LIBREVILLE, 20 février 2026 (AGP) – Les comptes de la Commission de la Communauté économique et monétaire de l’Afrique centrale (CEMAC) font face à une crise majeure, avec des arriérés dus par les États membres atteignant 263,5 milliards de FCFA à la fin de l’année 2025, selon une présentation faite récemment devant le Parlement communautaire à Malabo, consultée par l’Agence gabonaise de presse.
Le problème provient principalement du faible recouvrement de la Taxe communautaire d’intégration (TCI), censée financer l’institution mais souvent retenue par les États membres. En 2025, seulement 31,09 milliards de FCFA ont été mobilisés sur les 51,9 milliards attendus, soit un taux de recouvrement inférieur à 60 %.
Selon le rapport, la République centrafricaine arrive en tête des arriérés avec 61,8 milliards de FCFA (23,4 % du total), suivie du Cameroun avec 59,9 milliards (22,7 %), du Congo avec 52,2 milliards (19,8 %), du Tchad avec 49,1 milliards (18,6 %) et de la Guinée équatoriale avec 34,1 milliards (12,9 %). Le Gabon, dans ce contexte d’asphyxie financière, se distingue comme l’un des contributeurs les plus réguliers, avec 6,1 milliards de FCFA d’arriérés, soit 2,3 % du stock total.
La régularité de certains États demeure insuffisante pour enrayer la crise, qui survient alors que le marché des titres publics de la zone a pourtant connu une activité record en 2025, illustrant le décalage entre les financements nationaux et les engagements communautaires.
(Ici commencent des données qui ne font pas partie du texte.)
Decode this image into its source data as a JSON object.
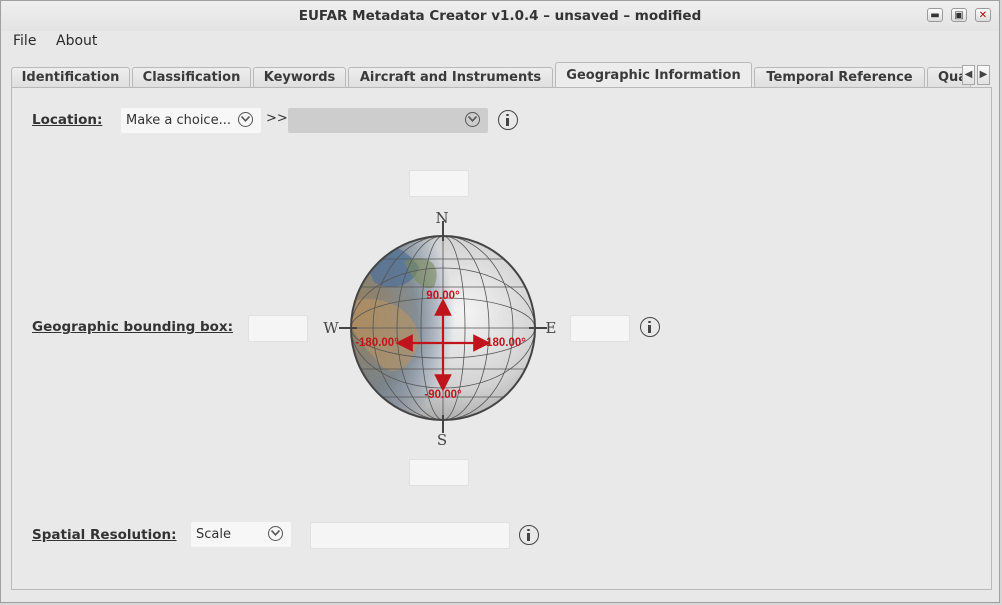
{
  "window": {
    "title": "EUFAR Metadata Creator v1.0.4 – unsaved – modified",
    "controls": {
      "minimize": "▬",
      "maximize": "▣",
      "close": "✕"
    }
  },
  "menu": {
    "file": "File",
    "about": "About"
  },
  "tabs": [
    {
      "label": "Identification",
      "active": false
    },
    {
      "label": "Classification",
      "active": false
    },
    {
      "label": "Keywords",
      "active": false
    },
    {
      "label": "Aircraft and Instruments",
      "active": false
    },
    {
      "label": "Geographic Information",
      "active": true
    },
    {
      "label": "Temporal Reference",
      "active": false
    },
    {
      "label": "Qua",
      "active": false
    }
  ],
  "tab_scroll": {
    "left": "◀",
    "right": "▶"
  },
  "location": {
    "label": "Location:",
    "combo_value": "Make a choice...",
    "separator": ">>",
    "sub_combo_value": ""
  },
  "bounding_box": {
    "label": "Geographic bounding box:",
    "north_value": "",
    "south_value": "",
    "west_value": "",
    "east_value": "",
    "compass": {
      "n": "N",
      "s": "S",
      "w": "W",
      "e": "E"
    },
    "lat_max": "90.00°",
    "lat_min": "-90.00°",
    "lon_min": "-180.00°",
    "lon_max": "180.00°"
  },
  "spatial_resolution": {
    "label": "Spatial Resolution:",
    "combo_value": "Scale",
    "value": ""
  },
  "colors": {
    "arrow_red": "#c0141c",
    "panel_bg": "#e9e9e9",
    "globe_ocean": "#4f6f99",
    "globe_land": "#9c7f57"
  }
}
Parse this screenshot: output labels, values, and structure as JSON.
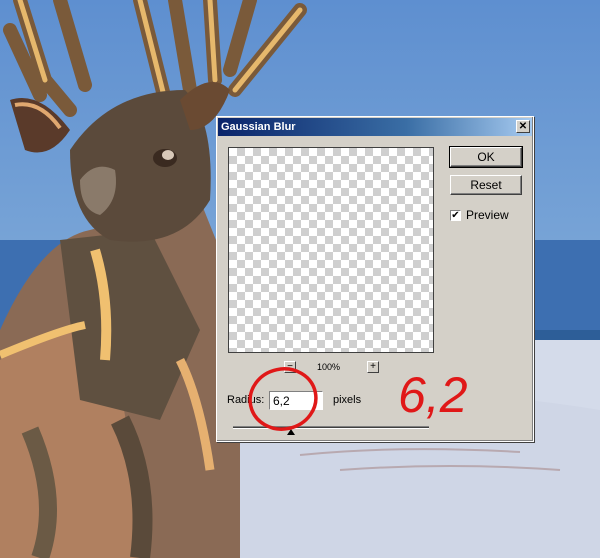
{
  "dialog": {
    "title": "Gaussian Blur",
    "close_glyph": "✕",
    "ok_label": "OK",
    "reset_label": "Reset",
    "preview_label": "Preview",
    "preview_checked": true,
    "check_glyph": "✔",
    "zoom_minus": "−",
    "zoom_plus": "+",
    "zoom_level": "100%",
    "radius_label": "Radius:",
    "radius_value": "6,2",
    "unit_label": "pixels"
  },
  "annotation": {
    "text": "6,2",
    "color": "#e01818"
  },
  "colors": {
    "titlebar_start": "#0a246a",
    "dialog_bg": "#d4d0c8",
    "sky": "#6f9ccf"
  },
  "icons": [
    "close-icon",
    "checkbox-check-icon",
    "zoom-out-icon",
    "zoom-in-icon",
    "slider-thumb-icon"
  ]
}
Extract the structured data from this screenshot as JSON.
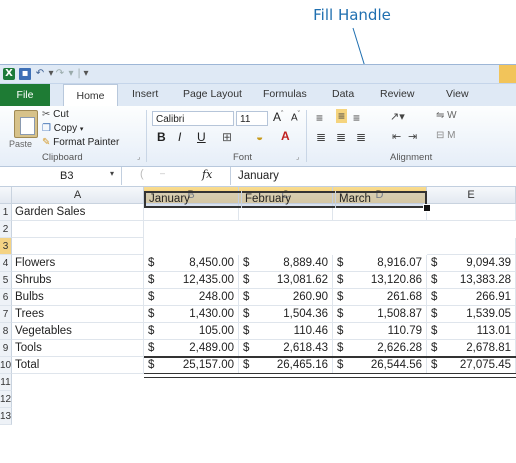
{
  "callout": {
    "label": "Fill Handle"
  },
  "quick_access": {
    "app_icon": "excel-icon",
    "save": "save-icon",
    "undo": "undo-icon",
    "redo": "redo-icon"
  },
  "tabs": [
    "File",
    "Home",
    "Insert",
    "Page Layout",
    "Formulas",
    "Data",
    "Review",
    "View"
  ],
  "ribbon": {
    "clipboard": {
      "paste": "Paste",
      "cut": "Cut",
      "copy": "Copy",
      "format_painter": "Format Painter",
      "group": "Clipboard"
    },
    "font": {
      "name": "Calibri",
      "size": "11",
      "bold": "B",
      "italic": "I",
      "underline": "U",
      "group": "Font"
    },
    "alignment": {
      "group": "Alignment",
      "wrap": "W",
      "merge": "M"
    }
  },
  "formula_bar": {
    "name_box": "B3",
    "fx": "fx",
    "value": "January"
  },
  "columns": [
    "A",
    "B",
    "C",
    "D",
    "E"
  ],
  "selected_columns": [
    "B",
    "C",
    "D"
  ],
  "rows": [
    "1",
    "2",
    "3",
    "4",
    "5",
    "6",
    "7",
    "8",
    "9",
    "10",
    "11",
    "12",
    "13"
  ],
  "sheet": {
    "title": "Garden Sales",
    "headers": [
      "January",
      "February",
      "March"
    ],
    "data": [
      {
        "label": "Flowers",
        "values": [
          "8,450.00",
          "8,889.40",
          "8,916.07",
          "9,094.39"
        ]
      },
      {
        "label": "Shrubs",
        "values": [
          "12,435.00",
          "13,081.62",
          "13,120.86",
          "13,383.28"
        ]
      },
      {
        "label": "Bulbs",
        "values": [
          "248.00",
          "260.90",
          "261.68",
          "266.91"
        ]
      },
      {
        "label": "Trees",
        "values": [
          "1,430.00",
          "1,504.36",
          "1,508.87",
          "1,539.05"
        ]
      },
      {
        "label": "Vegetables",
        "values": [
          "105.00",
          "110.46",
          "110.79",
          "113.01"
        ]
      },
      {
        "label": "Tools",
        "values": [
          "2,489.00",
          "2,618.43",
          "2,626.28",
          "2,678.81"
        ]
      },
      {
        "label": "Total",
        "values": [
          "25,157.00",
          "26,465.16",
          "26,544.56",
          "27,075.45"
        ]
      }
    ],
    "currency": "$"
  }
}
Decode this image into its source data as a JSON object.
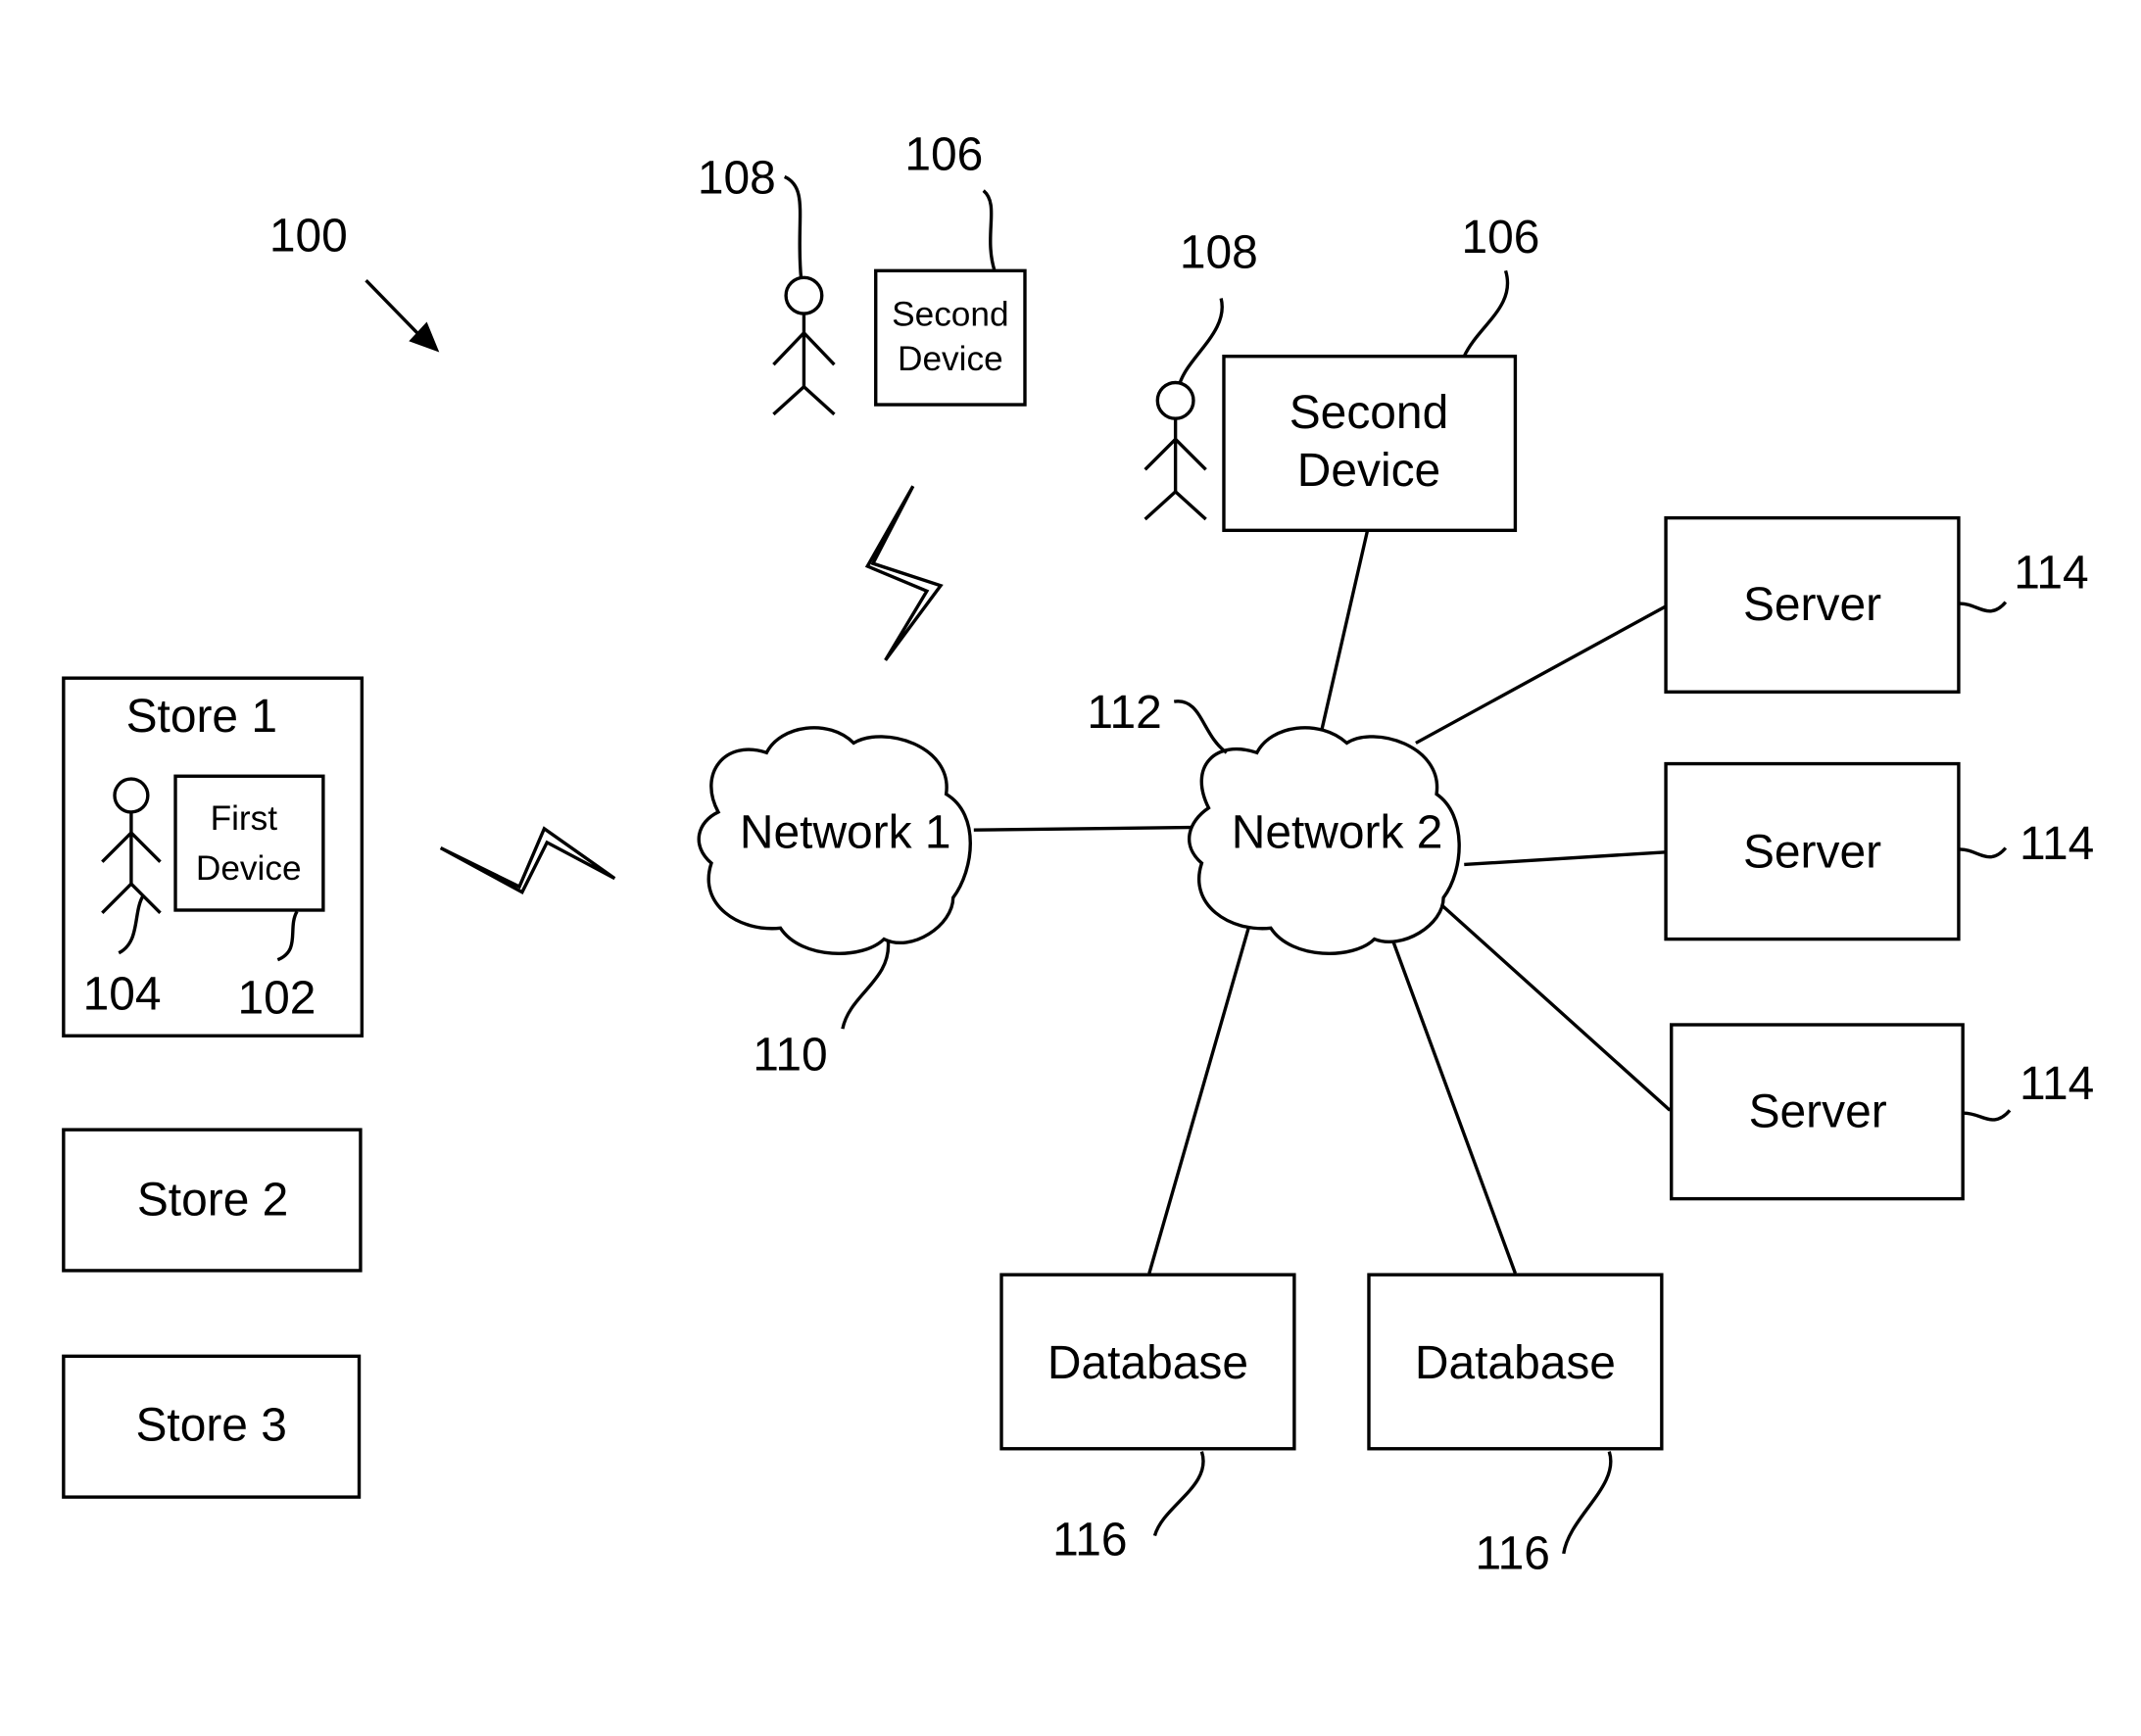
{
  "figure": {
    "system_ref": "100",
    "colors": {
      "stroke": "#000000",
      "background": "#ffffff"
    }
  },
  "stores": [
    {
      "label": "Store 1",
      "first_device": "First Device",
      "user_ref": "104",
      "device_ref": "102"
    },
    {
      "label": "Store 2"
    },
    {
      "label": "Store 3"
    }
  ],
  "second_device_small": {
    "line1": "Second",
    "line2": "Device",
    "device_ref": "106",
    "user_ref": "108"
  },
  "second_device_large": {
    "line1": "Second",
    "line2": "Device",
    "device_ref": "106",
    "user_ref": "108"
  },
  "networks": [
    {
      "label": "Network 1",
      "ref": "110"
    },
    {
      "label": "Network 2",
      "ref": "112"
    }
  ],
  "servers": [
    {
      "label": "Server",
      "ref": "114"
    },
    {
      "label": "Server",
      "ref": "114"
    },
    {
      "label": "Server",
      "ref": "114"
    }
  ],
  "databases": [
    {
      "label": "Database",
      "ref": "116"
    },
    {
      "label": "Database",
      "ref": "116"
    }
  ],
  "icons": {
    "user": "stick-figure",
    "wireless": "lightning-bolt",
    "network": "cloud",
    "pointer": "arrow"
  }
}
Cette situation a conduit le président de la Commission, Baltasar Engonga Edjo’o, à ordonner le 5 février dernier la suspension provisoire des activités et missions jugées non stratégiques afin de préserver la trésorerie restante.
Pour la CEMAC, ce montant record d’impayés entrave la mise en œuvre des projets d’intégration régionale et des réformes structurelles. Pour rappel, la TCI, instaurée à 1 % sur les importations hors zone, avait pour objectif de garantir l’autonomie financière de la Communauté.